Mortality is a far more reliable indicator than incidence for documenting the actual trends of the pandemic, because the detection and notification of newly-infected cases from the general population depends on the availability and implementation of molecular testing, which in turn depends on health authority guidelines and policies [33]. Therefore, the number and type of individuals to be subject to SARS-CoV-2 testing may differ considerably across geographic areas or time periods independently of real differences in incidence, due to changing referral guidelines (such as the presence of COVID-19 symptoms) and availability of molecular tests. In Italy, first wave health policy allowed COVID-19 molecular testing only for COVID-19 symptomatic individuals, while in the second wave much more testing occurred, with systematic extension to asymptomatic or weakly symptomatic individuals and therefore a great increase in number of notifications. As a consequence, the ‘official’ SARS-CoV-2 infection incidence strongly increased in the second wave. This increase, however, could have been an artifact due to the aforementioned changes in testing policy and availability, especially in light of the roughly comparable numbers of deaths in the two waves. However, incidence is less reliable compared to mortality in documenting the real trend of the pandemic, also due to its inherent differences compared with SARS-CoV-2 infection incidence and with the hybrid pattern of the related assessments at the population level, due to changes in molecular testing availability and policy.

We were able to confirm the previously reported incidence patterns for SARS-CoV-2 in Italy during 2020 [12]. The key findings were a positive association between the two waves when the epidemic was not particularly strong in the first part of the year, and a negative association when the first wave was severe. This finding was similar when using a different time frame for the second wave to account for the possible influence of local policies. Local policies were permitted beginning as of November 6, 2020. In addition, the pattern we investigated is based on ‘real’ data, compared to studies presenting predictive modeling [34, 35], thus strengthening our findings.

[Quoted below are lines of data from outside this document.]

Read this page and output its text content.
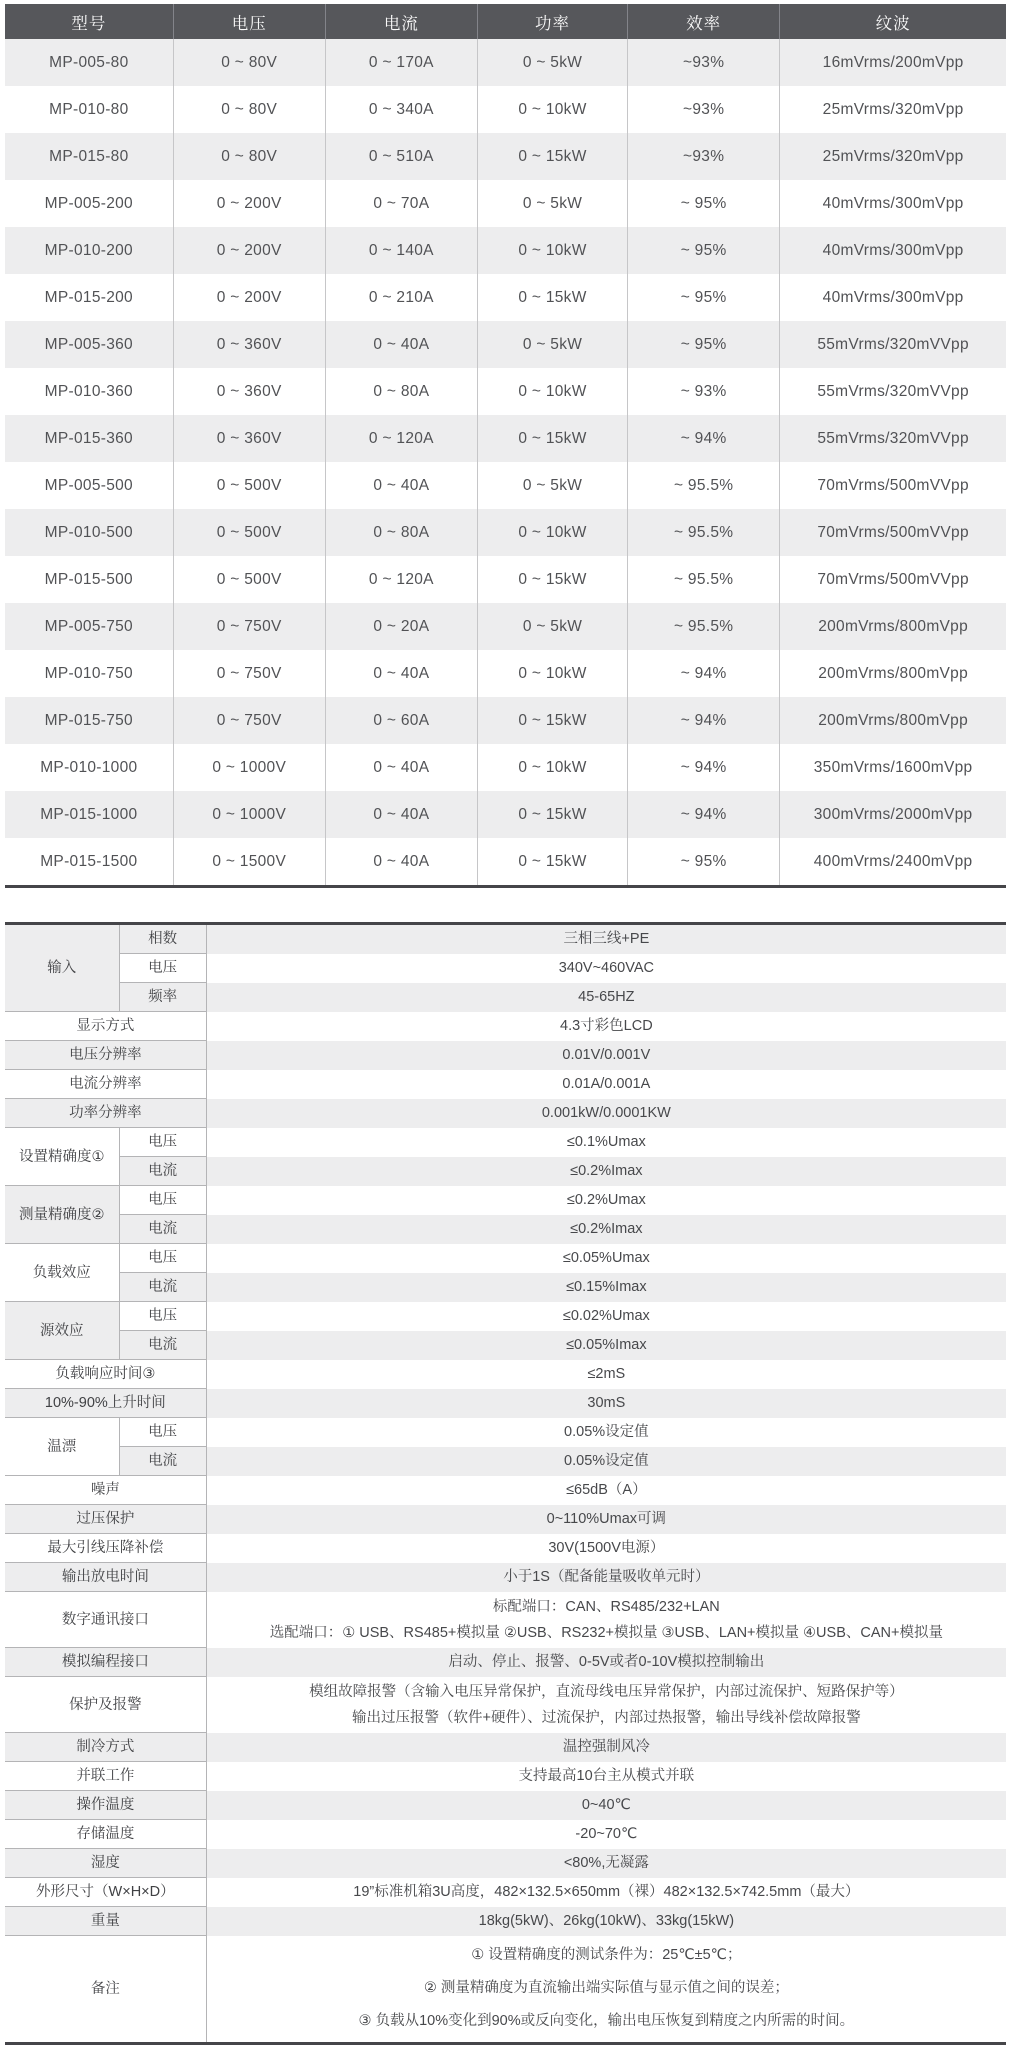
型号	电压	电流	功率	效率	纹波
MP-005-80	0 ~ 80V	0 ~ 170A	0 ~ 5kW	~93%	16mVrms/200mVpp
MP-010-80	0 ~ 80V	0 ~ 340A	0 ~ 10kW	~93%	25mVrms/320mVpp
MP-015-80	0 ~ 80V	0 ~ 510A	0 ~ 15kW	~93%	25mVrms/320mVpp
MP-005-200	0 ~ 200V	0 ~ 70A	0 ~ 5kW	~ 95%	40mVrms/300mVpp
MP-010-200	0 ~ 200V	0 ~ 140A	0 ~ 10kW	~ 95%	40mVrms/300mVpp
MP-015-200	0 ~ 200V	0 ~ 210A	0 ~ 15kW	~ 95%	40mVrms/300mVpp
MP-005-360	0 ~ 360V	0 ~ 40A	0 ~ 5kW	~ 95%	55mVrms/320mVVpp
MP-010-360	0 ~ 360V	0 ~ 80A	0 ~ 10kW	~ 93%	55mVrms/320mVVpp
MP-015-360	0 ~ 360V	0 ~ 120A	0 ~ 15kW	~ 94%	55mVrms/320mVVpp
MP-005-500	0 ~ 500V	0 ~ 40A	0 ~ 5kW	~ 95.5%	70mVrms/500mVVpp
MP-010-500	0 ~ 500V	0 ~ 80A	0 ~ 10kW	~ 95.5%	70mVrms/500mVVpp
MP-015-500	0 ~ 500V	0 ~ 120A	0 ~ 15kW	~ 95.5%	70mVrms/500mVVpp
MP-005-750	0 ~ 750V	0 ~ 20A	0 ~ 5kW	~ 95.5%	200mVrms/800mVpp
MP-010-750	0 ~ 750V	0 ~ 40A	0 ~ 10kW	~ 94%	200mVrms/800mVpp
MP-015-750	0 ~ 750V	0 ~ 60A	0 ~ 15kW	~ 94%	200mVrms/800mVpp
MP-010-1000	0 ~ 1000V	0 ~ 40A	0 ~ 10kW	~ 94%	350mVrms/1600mVpp
MP-015-1000	0 ~ 1000V	0 ~ 40A	0 ~ 15kW	~ 94%	300mVrms/2000mVpp
MP-015-1500	0 ~ 1500V	0 ~ 40A	0 ~ 15kW	~ 95%	400mVrms/2400mVpp
输入	相数	三相三线+PE
	电压	340V~460VAC
	频率	45-65HZ
显示方式		4.3寸彩色LCD
电压分辨率		0.01V/0.001V
电流分辨率		0.01A/0.001A
功率分辨率		0.001kW/0.0001KW
设置精确度①	电压	≤0.1%Umax
	电流	≤0.2%Imax
测量精确度②	电压	≤0.2%Umax
	电流	≤0.2%Imax
负载效应	电压	≤0.05%Umax
	电流	≤0.15%Imax
源效应	电压	≤0.02%Umax
	电流	≤0.05%Imax
负载响应时间③		≤2mS
10%-90%上升时间		30mS
温漂	电压	0.05%设定值
	电流	0.05%设定值
噪声		≤65dB（A）
过压保护		0~110%Umax可调
最大引线压降补偿		30V(1500V电源）
输出放电时间		小于1S（配备能量吸收单元时）
数字通讯接口		标配端口：CAN、RS485/232+LAN
选配端口：① USB、RS485+模拟量 ②USB、RS232+模拟量 ③USB、LAN+模拟量 ④USB、CAN+模拟量

模拟编程接口		启动、停止、报警、0-5V或者0-10V模拟控制输出
保护及报警		模组故障报警（含输入电压异常保护，直流母线电压异常保护，内部过流保护、短路保护等）
输出过压报警（软件+硬件）、过流保护，内部过热报警，输出导线补偿故障报警

制冷方式		温控强制风冷
并联工作		支持最高10台主从模式并联
操作温度		0~40℃
存储温度		-20~70℃
湿度		<80%,无凝露
外形尺寸（W×H×D）		19”标准机箱3U高度，482×132.5×650mm（裸）482×132.5×742.5mm（最大）
重量		18kg(5kW)、26kg(10kW)、33kg(15kW)
备注		① 设置精确度的测试条件为：25℃±5℃；
② 测量精确度为直流输出端实际值与显示值之间的误差；
③ 负载从10%变化到90%或反向变化，输出电压恢复到精度之内所需的时间。
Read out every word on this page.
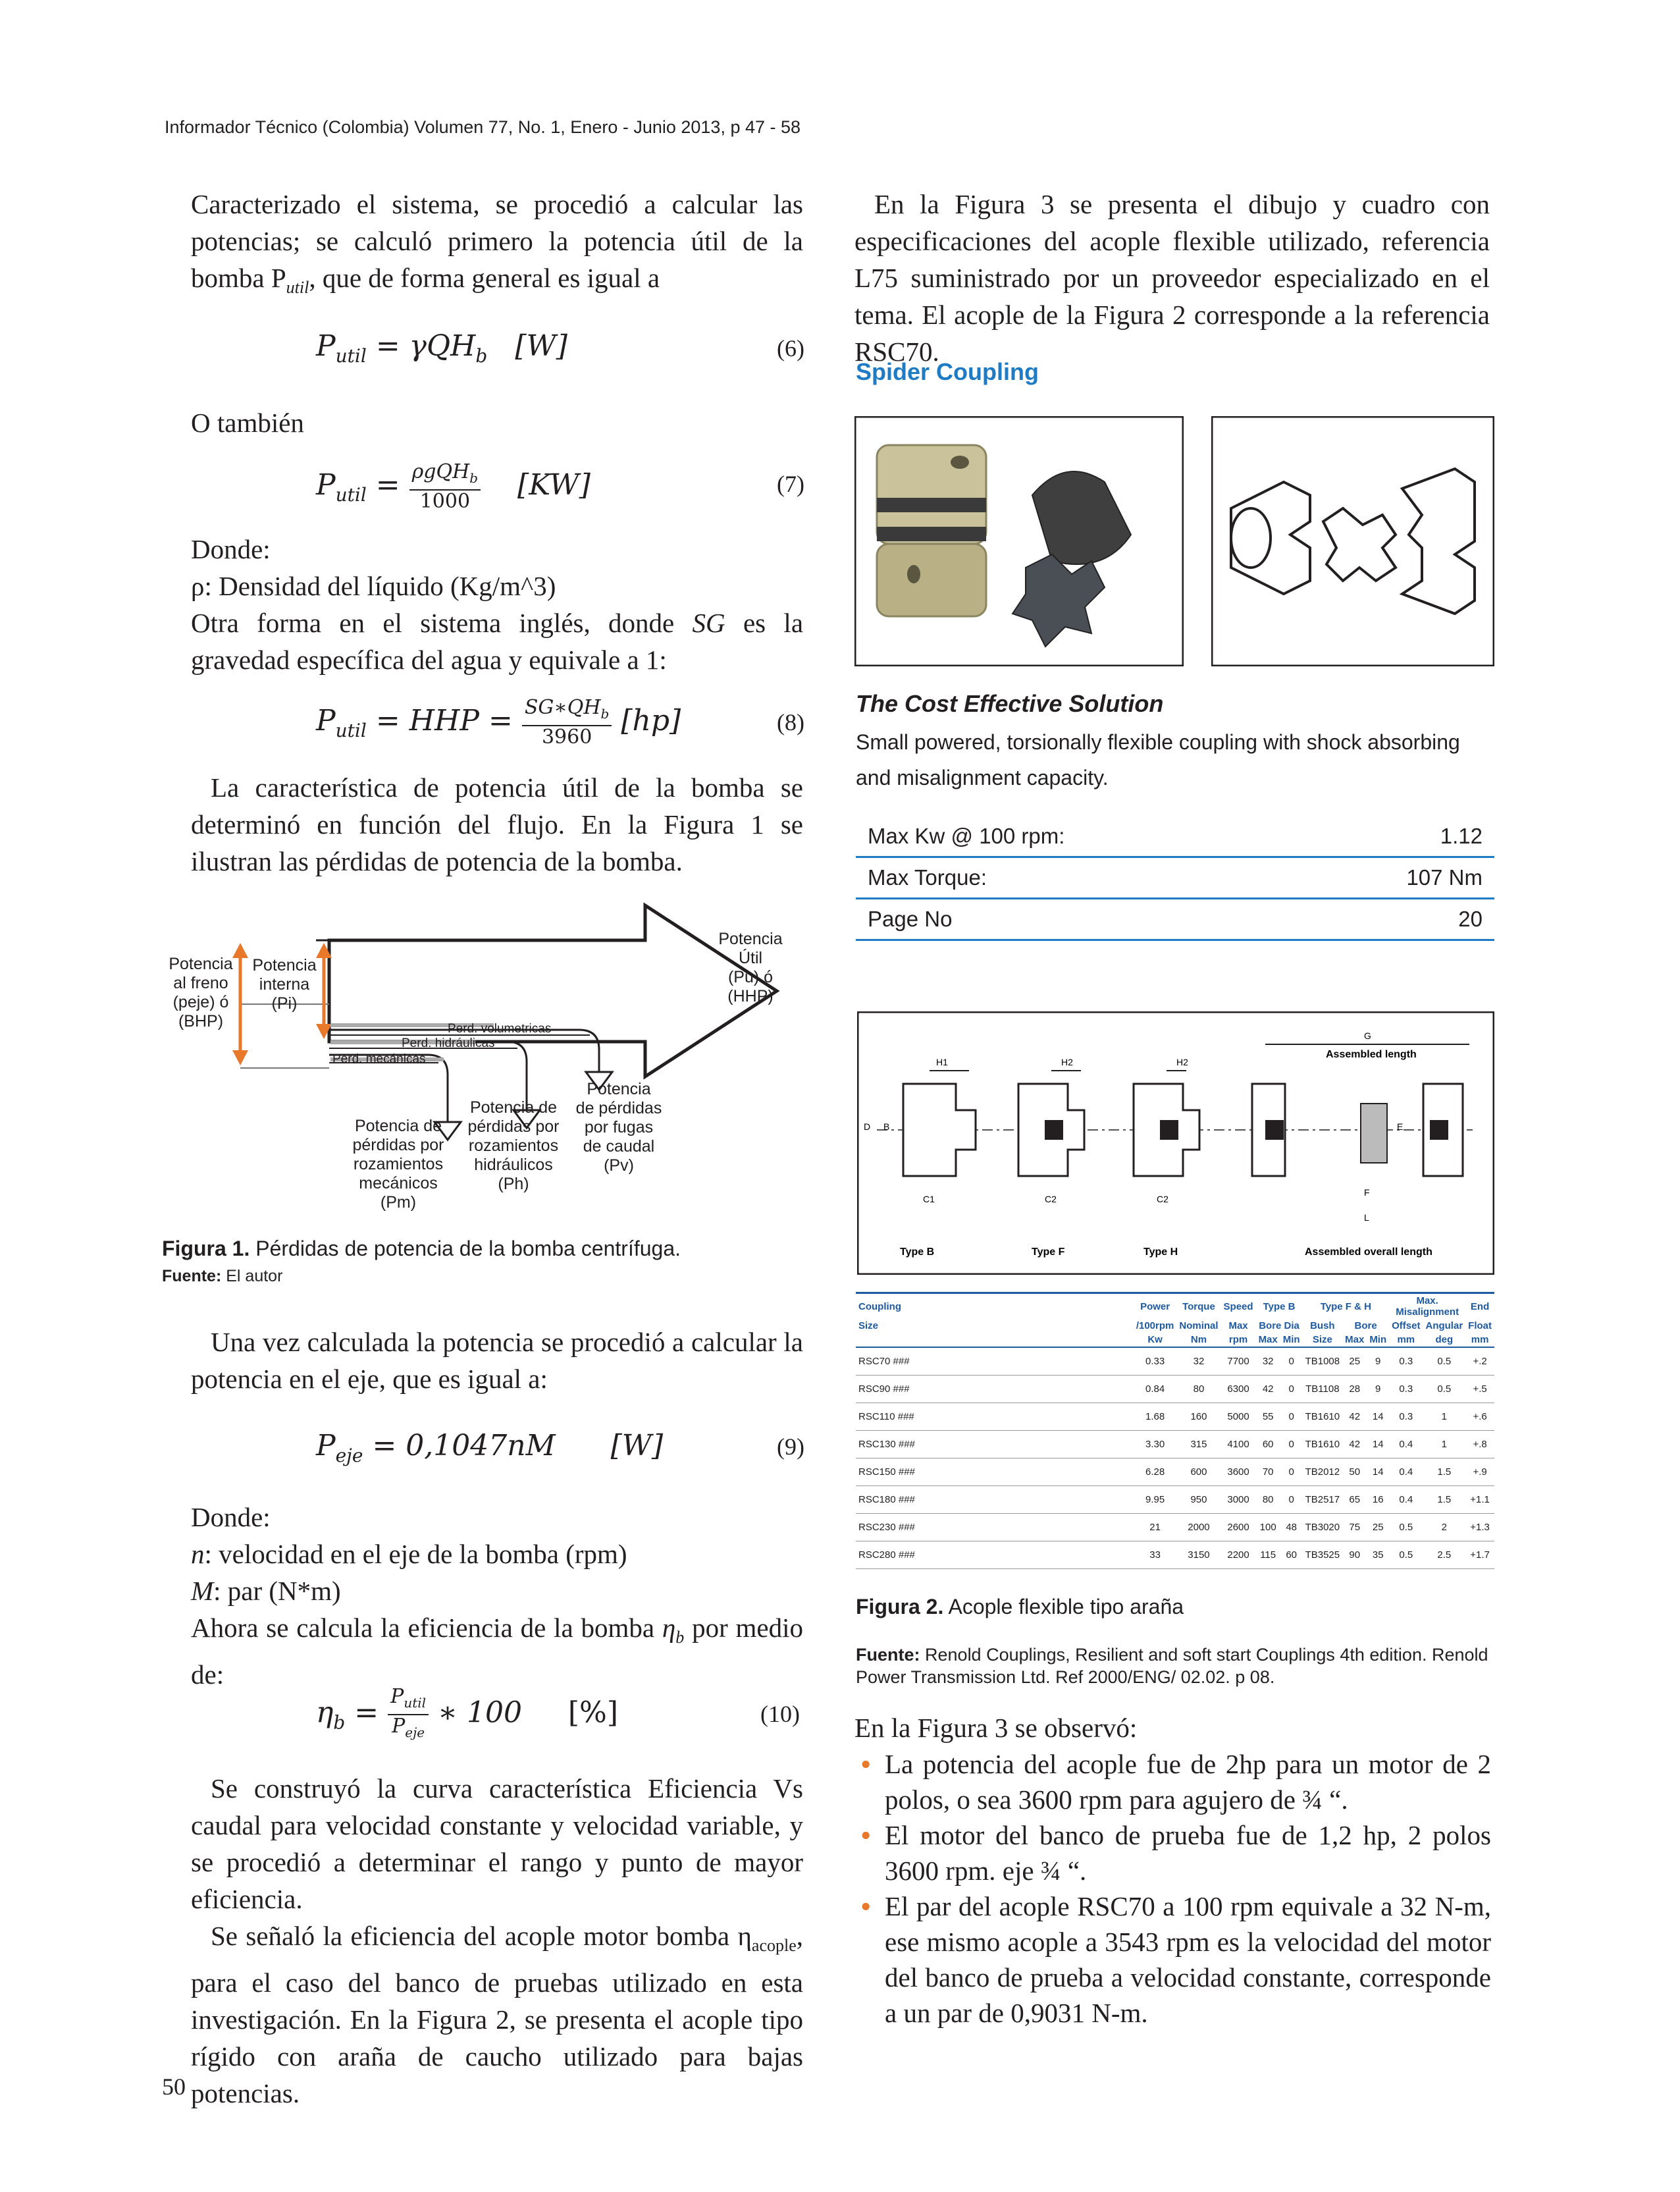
Informador Técnico (Colombia) Volumen 77, No. 1, Enero - Junio 2013, p 47 - 58

Caracterizado el sistema, se procedió a calcular las potencias; se calculó primero la potencia útil de la bomba $P_{util}$, que de forma general es igual a

$P_{util} = \gamma QH_b$ [W]	(6)
O también
$P_{util} = \frac{\rho gQH_b}{1000} [KW]$	(7)
Donde:
ρ: Densidad del líquido (Kg/m^3)
Otra forma en el sistema inglés, donde SG es la gravedad específica del agua y equivale a 1:
$P_{util}$ = HHP = $\frac{SG∗QH_b}{3960} [hp]$	(8)

La característica de potencia útil de la bomba se determinó en función del flujo. En la Figura 1 se ilustran las pérdidas de potencia de la bomba.

Potencia
al freno
(peje) ó
(BHP)
Potencia
interna
(Pi)
Potencia
Útil
(Pu) ó
(HHP)
Perd. volumetricas
Perd. hidráulicas
Perd. mecánicas
Potencia de
pérdidas por
rozamientos
mecánicos
(Pm)
Potencia de
pérdidas por
rozamientos
hidráulicos
(Ph)
Potencia
de pérdidas
por fugas
de caudal
(Pv)
Figura 1. Pérdidas de potencia de la bomba centrífuga.
Fuente: El autor

Una vez calculada la potencia se procedió a calcular la potencia en el eje, que es igual a:

$P_{eje} = 0,1047nM$ [W]	(9)
Donde:
n: velocidad en el eje de la bomba (rpm)
M: par (N*m)
Ahora se calcula la eficiencia de la bomba $\eta_b$ por medio de:
$\eta_b = \frac{P_{util}}{P_{eje}}$ ∗ 100 [%]	(10)

Se construyó la curva característica Eficiencia Vs caudal para velocidad constante y velocidad variable, y se procedió a determinar el rango y punto de mayor eficiencia.

Se señaló la eficiencia del acople motor bomba $\eta_{acople}$, para el caso del banco de pruebas utilizado en esta investigación. En la Figura 2, se presenta el acople tipo rígido con araña de caucho utilizado para bajas potencias.

50

En la Figura 3 se presenta el dibujo y cuadro con especificaciones del acople flexible utilizado, referencia L75 suministrado por un proveedor especializado en el tema. El acople de la Figura 2 corresponde a la referencia RSC70.

Spider Coupling
The Cost Effective Solution
Small powered, torsionally flexible coupling with shock absorbing and misalignment capacity.
Max Kw @ 100 rpm:	1.12
Max Torque:	107 Nm
Page No	20
H1	H2	H2
G
Assembled length
D B	E
F
L
C1	C2	C2
Type B	Type F	Type H	Assembled overall length
Coupling	Power	Torque	Speed	Type B		Type F & H			Max. Misalignment		End
Size	/100rpm	Nominal	Max	Bore Dia		Bush	Bore		Offset	Angular	Float
	Kw	Nm	rpm	Max	Min	Size	Max	Min	mm	deg	mm
RSC70 ###	0.33	32	7700	32	0	TB1008	25	9	0.3	0.5	+.2
RSC90 ###	0.84	80	6300	42	0	TB1108	28	9	0.3	0.5	+.5
RSC110 ###	1.68	160	5000	55	0	TB1610	42	14	0.3	1	+.6
RSC130 ###	3.30	315	4100	60	0	TB1610	42	14	0.4	1	+.8
RSC150 ###	6.28	600	3600	70	0	TB2012	50	14	0.4	1.5	+.9
RSC180 ###	9.95	950	3000	80	0	TB2517	65	16	0.4	1.5	+1.1
RSC230 ###	21	2000	2600	100	48	TB3020	75	25	0.5	2	+1.3
RSC280 ###	33	3150	2200	115	60	TB3525	90	35	0.5	2.5	+1.7
Figura 2. Acople flexible tipo araña
Fuente: Renold Couplings, Resilient and soft start Couplings 4th edition. Renold Power Transmission Ltd. Ref 2000/ENG/ 02.02. p 08.
En la Figura 3 se observó:
• La potencia del acople fue de 2hp para un motor de 2 polos, o sea 3600 rpm para agujero de ¾ “.
• El motor del banco de prueba fue de 1,2 hp, 2 polos 3600 rpm. eje ¾ “.
• El par del acople RSC70 a 100 rpm equivale a 32 N-m, ese mismo acople a 3543 rpm es la velocidad del motor del banco de prueba a velocidad constante, corresponde a un par de 0,9031 N-m.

Provinces that were relatively lightly affected by the first wave had a similar experience in the second wave, with rates closely mirroring those experienced during the first phase of the outbreak. In contrast, the Italian provinces severely hit by the first wave, such as Bergamo, Lodi, Cremona and Piacenza, experienced a marked reduction of mortality in the second wave, and presumably in the spread of COVID-19. The reasons for such an inverse pattern, however, were not directly identifiable through this study and may only be hypothesized. One possibility is a higher likelihood of immunity for superspreaders and individuals with high mobility and propensity to transmission during the first wave [36]. Another possible explanation is the development of an additional cellular immunity against SARS-CoV-2 in the most severely hit population during the first wave [37, 38]. The provinces most severely affected by the first wave showed a population-based seroprevalence in the 10–25% range, far below the estimated threshold for herd immunity of 50–70% [39]. It is possible that the prevalence of immunity, despite being below the herd immunity threshold, was high enough in provinces with a severe first wave to interact with behavioral factors and lessen the intensity of the second wave.